Sem Teto, Nem Lei (Sans Toit Ni Loi – 1985)
O crítico e diretor francês Alexandre Astruc acredita que a câmera deve funcionar nas mãos de um diretor tal qual uma caneta nas mãos de um escritor. A diretora Agnès Varda abraça em seu trabalho esta crença.
Nesta obra, que considero uma das melhores de sua carreira, ela rejeita qualquer coesão ou estrutura de continuidade, abordando a exclusão social pelas lembranças daqueles que testemunharam (em menor ou maior investimento emocional) a passagem da jovem Mona Bergeron (Sandrine Bonnaire), uma incógnita fascinante.
Escolhendo apresentar a personagem nos primeiros minutos, como um corpo congelado numa vala e sem vida, enquanto a narradora (Varda) questiona: “Fico imaginando se ela ainda vive na lembrança daqueles que a conheceram quando criança. Aqueles que ela encontrou recentemente recordam-se dela, pois ela os marcou”. Para nós, assim como para a narradora, aquela jovem foi trazida pelas ondas do oceano misterioso chamado: passado.
Varda escolhe então mostrá-la saindo do mar, como uma nova Eva em um paraíso de incertezas. Não existe promessa de descobertas a respeito das razões que a levaram ao abandono de seu conforto pelas aventuras nas estradas, mas ficamos hipnotizados imaginando as várias possibilidades.

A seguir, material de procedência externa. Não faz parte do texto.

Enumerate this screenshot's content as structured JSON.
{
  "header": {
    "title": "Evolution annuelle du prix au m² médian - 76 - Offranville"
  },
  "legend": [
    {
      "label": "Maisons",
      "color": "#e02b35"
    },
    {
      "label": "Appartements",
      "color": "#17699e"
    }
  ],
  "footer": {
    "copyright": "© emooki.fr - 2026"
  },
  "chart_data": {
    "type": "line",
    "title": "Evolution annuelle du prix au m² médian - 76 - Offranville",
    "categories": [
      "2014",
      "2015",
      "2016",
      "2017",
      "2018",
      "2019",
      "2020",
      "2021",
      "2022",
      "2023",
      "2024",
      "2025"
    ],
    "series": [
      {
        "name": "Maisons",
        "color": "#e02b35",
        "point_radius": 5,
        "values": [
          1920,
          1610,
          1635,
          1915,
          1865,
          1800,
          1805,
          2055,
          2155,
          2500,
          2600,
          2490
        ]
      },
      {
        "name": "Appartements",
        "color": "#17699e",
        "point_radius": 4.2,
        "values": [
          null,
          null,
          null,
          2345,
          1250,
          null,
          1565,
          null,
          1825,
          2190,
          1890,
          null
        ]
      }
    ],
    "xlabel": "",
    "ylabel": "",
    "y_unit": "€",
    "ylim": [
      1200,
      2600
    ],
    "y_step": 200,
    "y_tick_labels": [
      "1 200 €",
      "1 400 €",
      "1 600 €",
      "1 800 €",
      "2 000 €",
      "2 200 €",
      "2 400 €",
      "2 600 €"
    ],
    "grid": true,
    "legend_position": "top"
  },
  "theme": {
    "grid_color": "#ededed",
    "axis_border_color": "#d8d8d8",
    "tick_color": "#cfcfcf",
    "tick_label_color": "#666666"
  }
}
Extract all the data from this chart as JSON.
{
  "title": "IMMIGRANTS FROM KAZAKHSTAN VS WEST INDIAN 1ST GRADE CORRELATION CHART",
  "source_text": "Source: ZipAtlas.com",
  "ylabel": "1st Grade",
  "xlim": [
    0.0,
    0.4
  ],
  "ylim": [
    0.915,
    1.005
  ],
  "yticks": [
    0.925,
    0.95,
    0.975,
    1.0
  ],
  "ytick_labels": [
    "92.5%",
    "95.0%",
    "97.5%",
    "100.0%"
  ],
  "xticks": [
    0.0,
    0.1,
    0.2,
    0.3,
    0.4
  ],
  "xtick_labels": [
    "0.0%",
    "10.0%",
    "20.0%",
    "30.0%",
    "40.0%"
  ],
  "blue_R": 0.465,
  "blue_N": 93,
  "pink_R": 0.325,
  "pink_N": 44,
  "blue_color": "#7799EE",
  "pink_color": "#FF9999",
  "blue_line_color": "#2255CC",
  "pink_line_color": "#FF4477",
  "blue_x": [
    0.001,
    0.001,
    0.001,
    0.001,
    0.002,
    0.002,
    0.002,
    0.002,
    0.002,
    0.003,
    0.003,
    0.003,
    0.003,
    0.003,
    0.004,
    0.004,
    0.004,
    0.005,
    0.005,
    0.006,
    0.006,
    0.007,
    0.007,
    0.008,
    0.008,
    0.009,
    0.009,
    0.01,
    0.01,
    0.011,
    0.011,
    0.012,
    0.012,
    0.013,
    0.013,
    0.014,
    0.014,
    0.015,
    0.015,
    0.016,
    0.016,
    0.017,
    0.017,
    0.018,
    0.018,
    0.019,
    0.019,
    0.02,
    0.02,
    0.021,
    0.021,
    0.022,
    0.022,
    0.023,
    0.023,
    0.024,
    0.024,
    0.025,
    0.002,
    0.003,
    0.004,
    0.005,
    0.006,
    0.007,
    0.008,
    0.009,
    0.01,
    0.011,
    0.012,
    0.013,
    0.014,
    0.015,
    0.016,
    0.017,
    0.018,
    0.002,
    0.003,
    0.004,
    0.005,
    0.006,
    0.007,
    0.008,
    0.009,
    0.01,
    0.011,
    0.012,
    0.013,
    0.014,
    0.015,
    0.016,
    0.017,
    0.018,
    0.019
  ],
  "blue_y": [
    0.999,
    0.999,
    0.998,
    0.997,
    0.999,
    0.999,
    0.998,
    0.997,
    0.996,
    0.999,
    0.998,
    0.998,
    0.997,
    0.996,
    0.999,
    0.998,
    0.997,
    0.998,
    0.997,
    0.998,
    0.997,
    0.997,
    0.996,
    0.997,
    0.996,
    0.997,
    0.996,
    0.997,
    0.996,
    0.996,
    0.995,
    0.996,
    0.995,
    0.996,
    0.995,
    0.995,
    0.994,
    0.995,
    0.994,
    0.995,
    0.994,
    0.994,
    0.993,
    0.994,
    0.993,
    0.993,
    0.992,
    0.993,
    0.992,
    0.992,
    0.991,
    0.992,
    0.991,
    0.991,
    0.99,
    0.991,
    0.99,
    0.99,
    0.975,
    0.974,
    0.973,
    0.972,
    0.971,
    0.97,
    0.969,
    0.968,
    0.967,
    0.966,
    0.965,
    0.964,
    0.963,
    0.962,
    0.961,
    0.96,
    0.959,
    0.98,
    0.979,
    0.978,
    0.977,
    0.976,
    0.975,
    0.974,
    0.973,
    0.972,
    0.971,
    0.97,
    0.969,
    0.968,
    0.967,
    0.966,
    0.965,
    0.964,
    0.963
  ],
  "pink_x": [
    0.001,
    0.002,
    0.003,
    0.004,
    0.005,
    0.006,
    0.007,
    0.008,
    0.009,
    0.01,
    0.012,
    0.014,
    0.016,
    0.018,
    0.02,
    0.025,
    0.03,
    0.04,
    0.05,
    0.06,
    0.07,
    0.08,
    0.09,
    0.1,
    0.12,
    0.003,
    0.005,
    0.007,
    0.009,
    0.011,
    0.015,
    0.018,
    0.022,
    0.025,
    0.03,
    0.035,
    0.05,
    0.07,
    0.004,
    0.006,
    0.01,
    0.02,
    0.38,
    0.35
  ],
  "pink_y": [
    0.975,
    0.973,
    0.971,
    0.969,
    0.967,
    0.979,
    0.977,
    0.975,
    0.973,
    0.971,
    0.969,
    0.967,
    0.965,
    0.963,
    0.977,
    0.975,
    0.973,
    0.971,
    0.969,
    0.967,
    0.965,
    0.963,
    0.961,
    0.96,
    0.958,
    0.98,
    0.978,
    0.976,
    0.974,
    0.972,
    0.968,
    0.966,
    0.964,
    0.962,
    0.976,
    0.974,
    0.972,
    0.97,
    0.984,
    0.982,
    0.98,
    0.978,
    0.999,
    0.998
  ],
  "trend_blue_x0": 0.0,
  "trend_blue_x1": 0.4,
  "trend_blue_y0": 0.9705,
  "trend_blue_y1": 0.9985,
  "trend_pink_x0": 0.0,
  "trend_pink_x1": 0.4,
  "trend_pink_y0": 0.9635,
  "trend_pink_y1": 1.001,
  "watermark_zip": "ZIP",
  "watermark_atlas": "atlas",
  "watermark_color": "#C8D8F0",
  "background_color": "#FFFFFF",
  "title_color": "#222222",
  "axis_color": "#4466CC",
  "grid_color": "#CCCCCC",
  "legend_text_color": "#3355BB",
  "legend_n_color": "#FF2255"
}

As pessoas se sentem atraídas por ela, não por simpatia (ela beira a apatia, com exceção de uma cena em que procura acarinhar uma criança), mas por enxergar em suas espontâneas atitudes uma “cura” para suas limitações autoimpostas, por medo ou covardia.
Uma menina afirma querer ser livre como ela, enquanto uma senhora idosa extravasa com ela a consciência de que seus familiares torcem para que ela desapareça, para que possam seguir suas vidas. As gargalhadas de ambas, incentivadas pelo álcool, revelam-se um golpe de cruéis verdades desferido no estômago de uma sociedade hipócrita.
Em dado momento, uma das jovens que atravessaram o caminho de Mona, romantiza a relação dela com um rapaz, como sendo sua visão idealizada de amor verdadeiro. Pouco tempo depois, Varda contradiz o discurso, mostrando o rapaz afirmando que seu amor pela garota era motivado pela quantidade de psicotrópicos que ambos ingeriam juntos.
O público é então presenteado com duas versões, ainda distantes daquela realidade intocável. Mona parece ser uma força da natureza, um elemento que se recusa a ser subjugado pela alienação generalizada.